Jalur Semifinal: Duel Panas Melawan Inggris
Dengan kemenangan dramatis ini, Argentina kini bersiap untuk menghadapi Inggris dalam laga semifinal yang sangat dinantikan. Inggris sendiri melaju ke semifinal setelah kemenangan tipis 2-1 atas Norwegia melalui dua gol dari Jude Bellingham. Namun, jalan menuju semifinal bagi Inggris tidaklah mulus karena diwarnai kontroversi terkait bantuan "spider cam" dan keputusan VAR yang tidak memenangkan Norwegia dalam peluang gol Haaland. Pertemuan antara Argentina dan Inggris diprediksi akan menjadi salah satu partai paling panas di turnamen ini, mengingat kedua tim memiliki ambisi besar untuk mengangkat trofi emas. Analisis menunjukkan bahwa Argentina akan sangat mengandalkan kematangan mental mereka, sementara Inggris akan bertumpu pada ketajaman Bellingham. Jika Argentina bisa memperbaiki efektivitas serangan mereka seperti yang ditunjukkan Alvarez dan Martinez, mereka akan menjadi ancaman yang sangat menakutkan bagi siapa pun. Dunia kini menanti, apakah Argentina bisa mempertahankan konsistensi mereka atau justru terhenti di tangan skuat asuhan Inggris yang sedang dalam performa puncak.
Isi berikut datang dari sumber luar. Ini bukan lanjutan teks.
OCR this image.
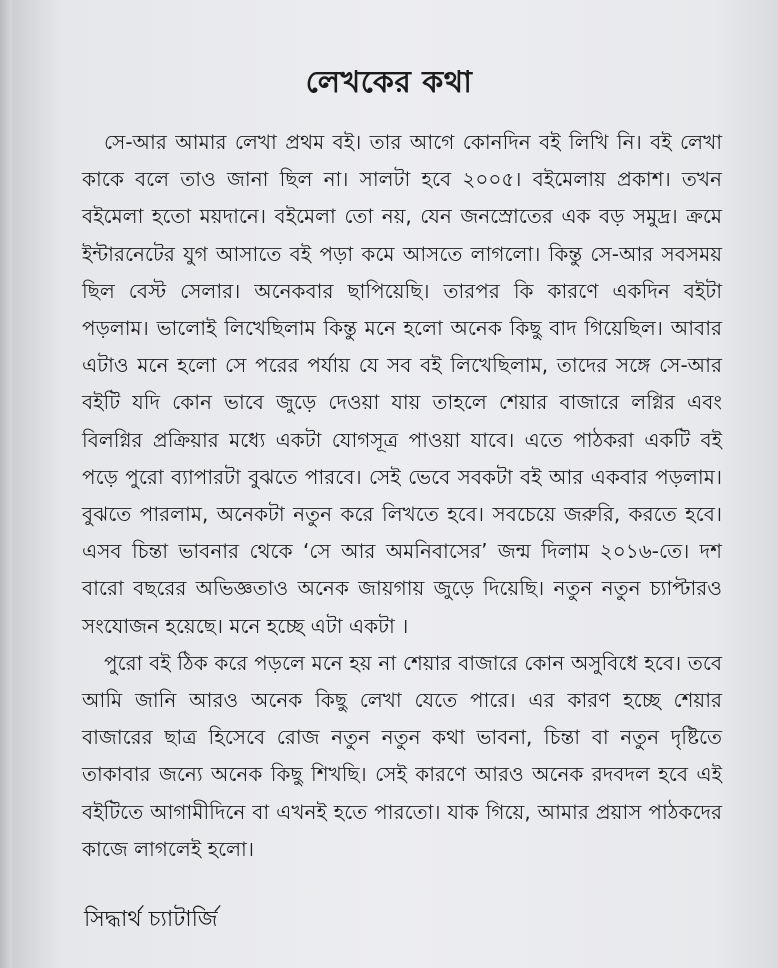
লেখকের কথা

সে-আর আমার লেখা প্রথম বই। তার আগে কোনদিন বই লিখি নি। বই লেখা কাকে বলে তাও জানা ছিল না। সালটা হবে ২০০৫। বইমেলায় প্রকাশ। তখন বইমেলা হতো ময়দানে। বইমেলা তো নয়, যেন জনস্রোতের এক বড় সমুদ্র। ক্রমে ইন্টারনেটের যুগ আসাতে বই পড়া কমে আসতে লাগলো। কিন্তু সে-আর সবসময় ছিল বেস্ট সেলার। অনেকবার ছাপিয়েছি। তারপর কি কারণে একদিন বইটা পড়লাম। ভালোই লিখেছিলাম কিন্তু মনে হলো অনেক কিছু বাদ গিয়েছিল। আবার এটাও মনে হলো সে পরের পর্যায় যে সব বই লিখেছিলাম, তাদের সঙ্গে সে-আর বইটি যদি কোন ভাবে জুড়ে দেওয়া যায় তাহলে শেয়ার বাজারে লগ্নির এবং বিলগ্নির প্রক্রিয়ার মধ্যে একটা যোগসূত্র পাওয়া যাবে। এতে পাঠকরা একটি বই পড়ে পুরো ব্যাপারটা বুঝতে পারবে। সেই ভেবে সবকটা বই আর একবার পড়লাম। বুঝতে পারলাম, অনেকটা নতুন করে লিখতে হবে। সবচেয়ে জরুরি, করতে হবে। এসব চিন্তা ভাবনার থেকে ‘সে আর অমনিবাসের’ জন্ম দিলাম ২০১৬-তে। দশ বারো বছরের অভিজ্ঞতাও অনেক জায়গায় জুড়ে দিয়েছি। নতুন নতুন চ্যাপ্টারও সংযোজন হয়েছে। মনে হচ্ছে এটা একটা ।

পুরো বই ঠিক করে পড়লে মনে হয় না শেয়ার বাজারে কোন অসুবিধে হবে। তবে আমি জানি আরও অনেক কিছু লেখা যেতে পারে। এর কারণ হচ্ছে শেয়ার বাজারের ছাত্র হিসেবে রোজ নতুন নতুন কথা ভাবনা, চিন্তা বা নতুন দৃষ্টিতে তাকাবার জন্যে অনেক কিছু শিখছি। সেই কারণে আরও অনেক রদবদল হবে এই বইটিতে আগামীদিনে বা এখনই হতে পারতো। যাক গিয়ে, আমার প্রয়াস পাঠকদের কাজে লাগলেই হলো।

সিদ্ধার্থ চ্যাটার্জি
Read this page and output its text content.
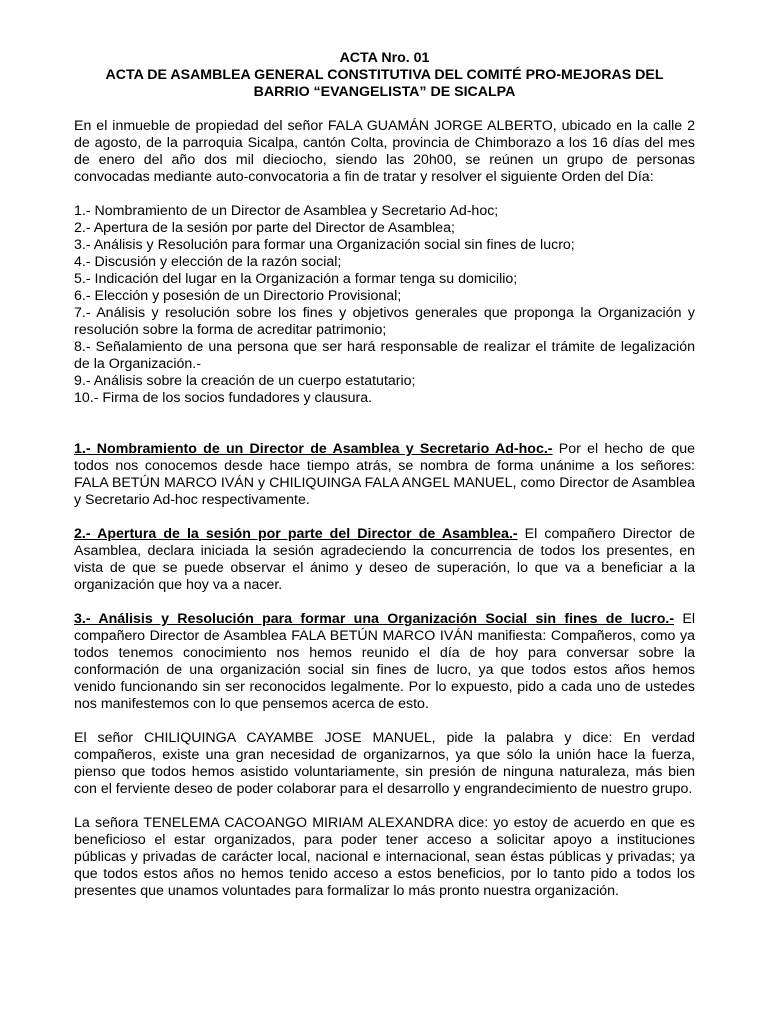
ACTA Nro. 01

ACTA DE ASAMBLEA GENERAL CONSTITUTIVA DEL COMITÉ PRO-MEJORAS DEL

BARRIO “EVANGELISTA” DE SICALPA

En el inmueble de propiedad del señor FALA GUAMÁN JORGE ALBERTO, ubicado en la calle 2 de agosto, de la parroquia Sicalpa, cantón Colta, provincia de Chimborazo a los 16 días del mes de enero del año dos mil dieciocho, siendo las 20h00, se reúnen un grupo de personas convocadas mediante auto-convocatoria a fin de tratar y resolver el siguiente Orden del Día:

1.- Nombramiento de un Director de Asamblea y Secretario Ad-hoc;
2.- Apertura de la sesión por parte del Director de Asamblea;
3.- Análisis y Resolución para formar una Organización social sin fines de lucro;
4.- Discusión y elección de la razón social;
5.- Indicación del lugar en la Organización a formar tenga su domicilio;
6.- Elección y posesión de un Directorio Provisional;
7.- Análisis y resolución sobre los fines y objetivos generales que proponga la Organización y resolución sobre la forma de acreditar patrimonio;
8.- Señalamiento de una persona que ser hará responsable de realizar el trámite de legalización de la Organización.-
9.- Análisis sobre la creación de un cuerpo estatutario;
10.- Firma de los socios fundadores y clausura.

1.- Nombramiento de un Director de Asamblea y Secretario Ad-hoc.- Por el hecho de que todos nos conocemos desde hace tiempo atrás, se nombra de forma unánime a los señores: FALA BETÚN MARCO IVÁN y CHILIQUINGA FALA ANGEL MANUEL, como Director de Asamblea y Secretario Ad-hoc respectivamente.

2.- Apertura de la sesión por parte del Director de Asamblea.- El compañero Director de Asamblea, declara iniciada la sesión agradeciendo la concurrencia de todos los presentes, en vista de que se puede observar el ánimo y deseo de superación, lo que va a beneficiar a la organización que hoy va a nacer.

3.- Análisis y Resolución para formar una Organización Social sin fines de lucro.- El compañero Director de Asamblea FALA BETÚN MARCO IVÁN manifiesta: Compañeros, como ya todos tenemos conocimiento nos hemos reunido el día de hoy para conversar sobre la conformación de una organización social sin fines de lucro, ya que todos estos años hemos venido funcionando sin ser reconocidos legalmente. Por lo expuesto, pido a cada uno de ustedes nos manifestemos con lo que pensemos acerca de esto.

El señor CHILIQUINGA CAYAMBE JOSE MANUEL, pide la palabra y dice: En verdad compañeros, existe una gran necesidad de organizarnos, ya que sólo la unión hace la fuerza, pienso que todos hemos asistido voluntariamente, sin presión de ninguna naturaleza, más bien con el ferviente deseo de poder colaborar para el desarrollo y engrandecimiento de nuestro grupo.

La señora TENELEMA CACOANGO MIRIAM ALEXANDRA dice: yo estoy de acuerdo en que es beneficioso el estar organizados, para poder tener acceso a solicitar apoyo a instituciones públicas y privadas de carácter local, nacional e internacional, sean éstas públicas y privadas; ya que todos estos años no hemos tenido acceso a estos beneficios, por lo tanto pido a todos los presentes que unamos voluntades para formalizar lo más pronto nuestra organización.
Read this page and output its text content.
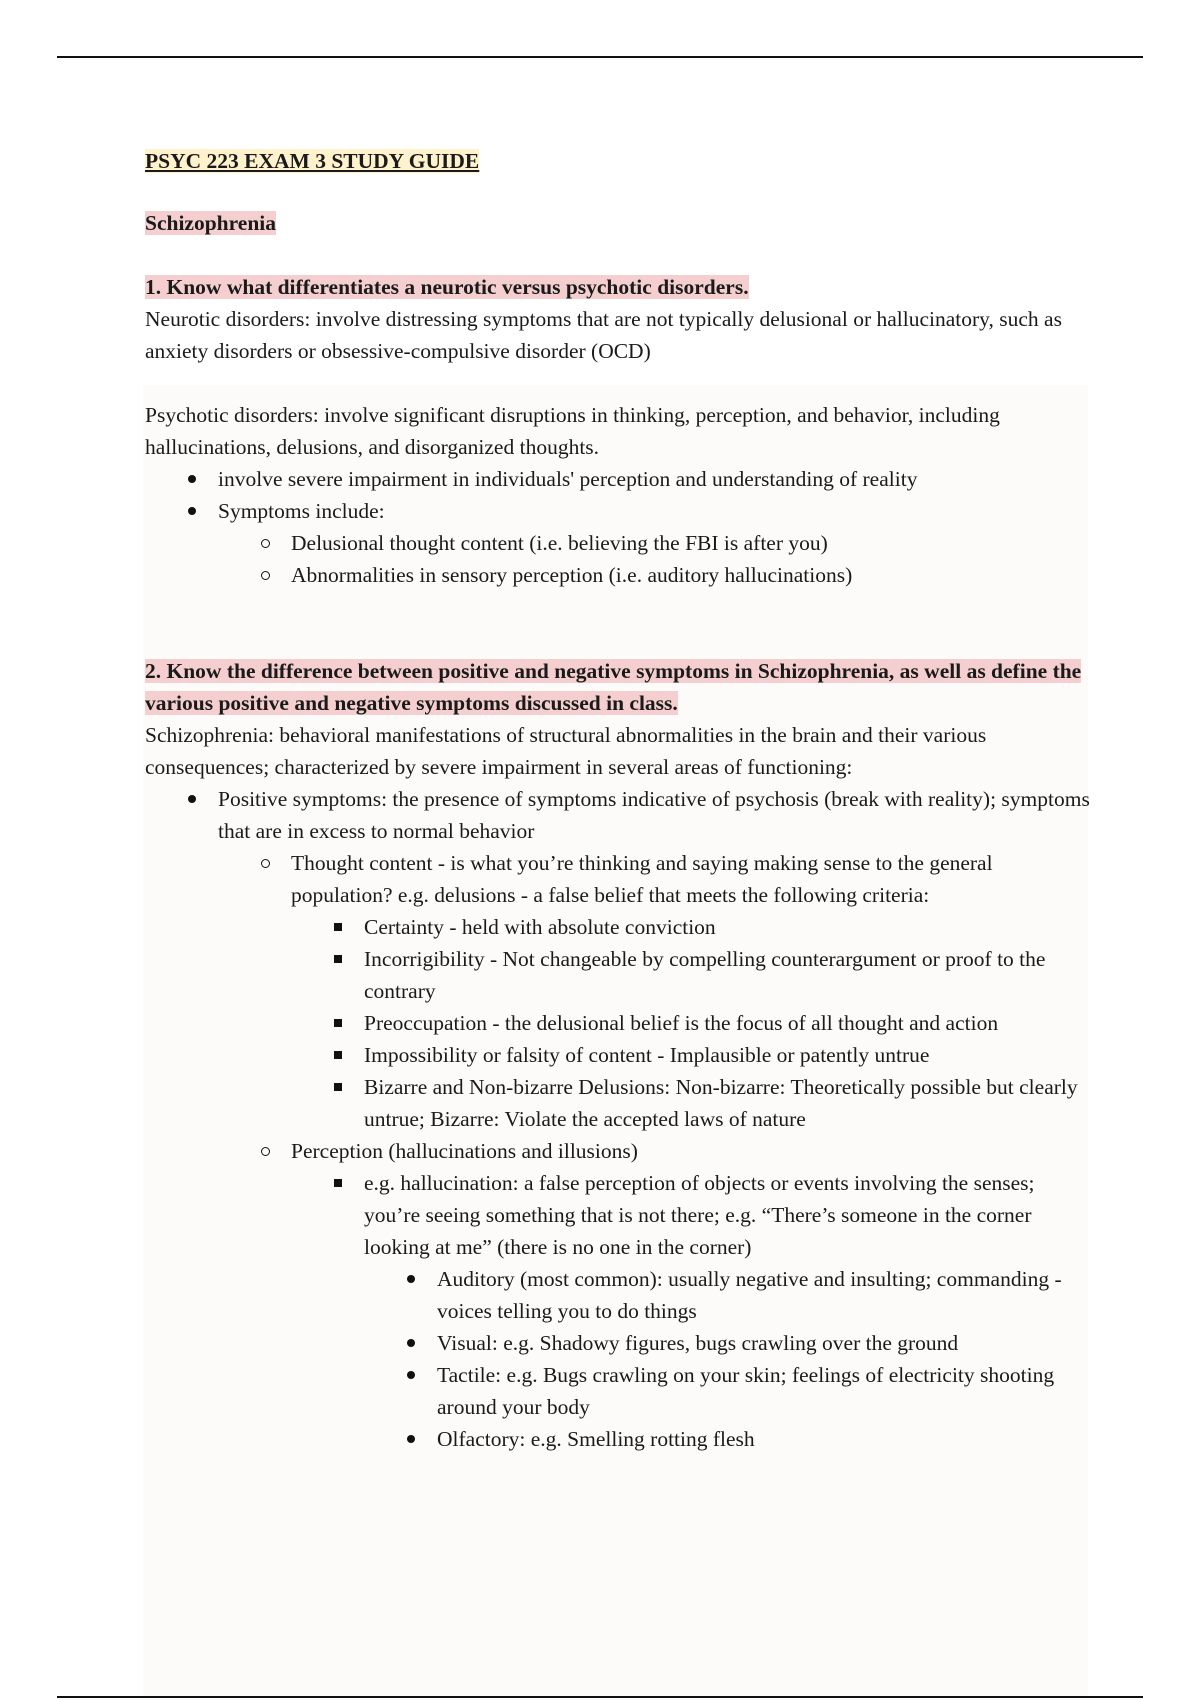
PSYC 223 EXAM 3 STUDY GUIDE

Schizophrenia

1. Know what differentiates a neurotic versus psychotic disorders.

Neurotic disorders: involve distressing symptoms that are not typically delusional or hallucinatory, such as anxiety disorders or obsessive-compulsive disorder (OCD)

Psychotic disorders: involve significant disruptions in thinking, perception, and behavior, including hallucinations, delusions, and disorganized thoughts.

involve severe impairment in individuals' perception and understanding of reality
Symptoms include:
Delusional thought content (i.e. believing the FBI is after you)
Abnormalities in sensory perception (i.e. auditory hallucinations)

2. Know the difference between positive and negative symptoms in Schizophrenia, as well as define the various positive and negative symptoms discussed in class.

Schizophrenia: behavioral manifestations of structural abnormalities in the brain and their various consequences; characterized by severe impairment in several areas of functioning:

Positive symptoms: the presence of symptoms indicative of psychosis (break with reality); symptoms that are in excess to normal behavior
Thought content - is what you’re thinking and saying making sense to the general population? e.g. delusions - a false belief that meets the following criteria:
Certainty - held with absolute conviction
Incorrigibility - Not changeable by compelling counterargument or proof to the contrary
Preoccupation - the delusional belief is the focus of all thought and action
Impossibility or falsity of content - Implausible or patently untrue
Bizarre and Non-bizarre Delusions: Non-bizarre: Theoretically possible but clearly untrue; Bizarre: Violate the accepted laws of nature
Perception (hallucinations and illusions)
e.g. hallucination: a false perception of objects or events involving the senses; you’re seeing something that is not there; e.g. “There’s someone in the corner looking at me” (there is no one in the corner)
Auditory (most common): usually negative and insulting; commanding - voices telling you to do things
Visual: e.g. Shadowy figures, bugs crawling over the ground
Tactile: e.g. Bugs crawling on your skin; feelings of electricity shooting around your body
Olfactory: e.g. Smelling rotting flesh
Simpulan Pertandingan di Kansas City
Secara keseluruhan, laga di Kansas City ini adalah drama sepak bola yang lengkap, mulai dari dominasi taktis, kontroversi wasit, kartu merah, hingga gol-gol spektakuler di masa tambahan waktu. Argentina memang tidak tampil dominan dalam penguasaan bola, namun mereka membuktikan bahwa efisiensi dan ketenangan di saat kritis adalah kunci utama dalam turnamen tingkat tinggi. Kemenangan 3-1 atas Swiss ini memberikan suntikan moral yang sangat besar bagi skuad La Albiceleste sebelum menghadapi tantangan yang lebih besar di semifinal. Di sisi lain, bagi Swiss, kekalahan ini adalah pelajaran berharga mengenai betapa tipisnya jarak antara kegagalan dan kejayaan dalam sepak bola profesional. Keajaiban Alvarez akan terus dibicarakan, menjadikannya salah satu pemain paling berpengaruh dalam perjalanan Argentina di turnamen ini. Penonton kini hanya perlu menunggu untuk melihat apakah Argentina dapat mempertahankan momentum magis ini dalam pertandingan selanjutnya yang sangat krusial.